Tuesday, 31 August 2010

Accidents happen. Mistakes happen as well. Both happen far more than necessary, and, I would argue, both words are regularly misused.

Nearly 15 years ago, I decided to take my motorbike test. I was living in south east London at the time, and had moved from working in the City (easy commute into Cannon Street) to working in Surrey (a hideous commute in the car covering about a third of the M25 every day, twice). The bike, as I justified it to myself, was a purely practical solution to the pain on commuting; it made it enjoyable, and saved me around three hours every day.

Learning to ride in central London was a baptism of fire, but I count myself extremely lucky to have been instructed by ‘Dave’ (names changed to protect the innocent) - a hard-bitten ex-courier with an insightful mind well-hidden behind long greasy hair, an uncertain number of days’ stubble and various decorative metal items.

The man we shall call Dave taught me an awful lot, but - and I need to clean up the language quite a lot - the most powerful single thing was that, in order to survive on a motorbike in London, you need to assume everyone else is an idiot and ride accordingly. The essence of this is that whilst technically other people may be ‘to blame’ for something happening because they have done something clearly stupid, we need to take responsibility ourselves, because we should have anticipated that stupidity.
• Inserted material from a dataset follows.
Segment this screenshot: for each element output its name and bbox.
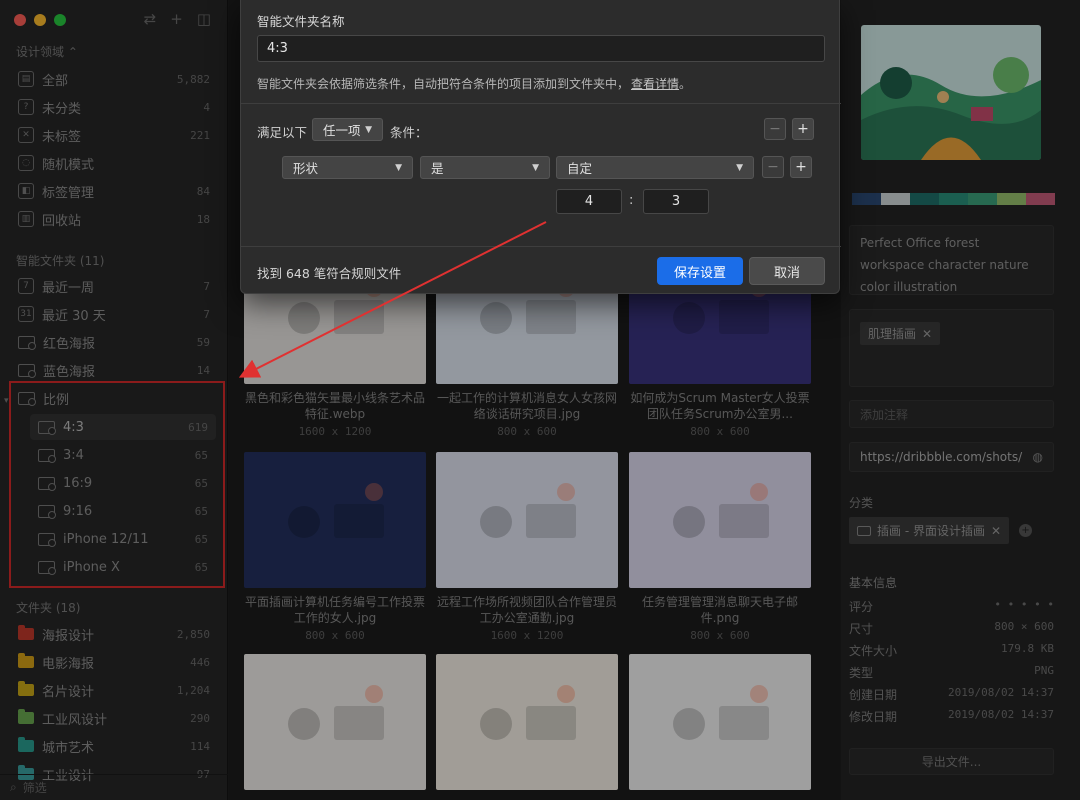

This lesson has - so far at least - kept me in one piece on the roads, but I think it’s got far broader applications. Here are just a few.

Accidents are inevitable

I struggle with this one, simply because I struggle with the concept of inevitability. At a macro level, I can accept that they will always happen, but at a micro level, looking at specific incidents referred to as accidents, most if not all seem anything other than inevitable

The key question to ask, when something goes wrong, is this. Are there any changes that could have happened that would have stopped the accident happening?

I’m not to blame

Honestly, I’m as human as anyone else, and just as (if not more) likely to see the relationship between the errors of others and undesirable consequences (to put it politely). However, I do try, and would encourage you to try, to understand what you could have changed to stop the undesirable consequences. It’s far easier to change your behaviour than to change the behaviour of others.
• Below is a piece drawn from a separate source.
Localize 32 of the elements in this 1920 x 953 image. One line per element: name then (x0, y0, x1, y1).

If other people are going to make mistakes, and you know that, what can you do to protect the outcome that you want? Whether that is completing a journey without the destination turning into A&E, or delivering a business result, or anything else, your focus should lie on what you can do.

It wasn’t deliberate

This is a phrase I hear far too often, and one that grates hugely. When something is missed, something is broken, something is not done or is done badly, it ‘not being deliberate’ is not really the issue - if it was done deliberately, we’re more likely to be talking about firings than training and development.

The explanation of something not having been deliberate is often used as a more subtle was of saying ‘it’s not my fault’ or ‘it was unavoidable’. It’s a way of shirking responsibility, and a particularly dangerous one because it’s pretty tough to learn from something when you deliberately avoid seeing the relationship between your actions and the consequences.

I’m only human

We all (most of us?) are only human. We’re not going to get everything right, every time are we? Well, no, but...

There are some subtle differences that need to be acknowledged if we’re going to minimise the number of mistakes we make and accidents that happen. Try these:

Lots of management training stuff, lots of models and theory, NLP and so on, refer to taking responsibility, demonstrating ownership, being accountable and so on. But, if I’m perfectly honest, none of it is as simple, powerful and lasting for me than the real experiential training I had on a battered old bike in the hands of my friend Dave.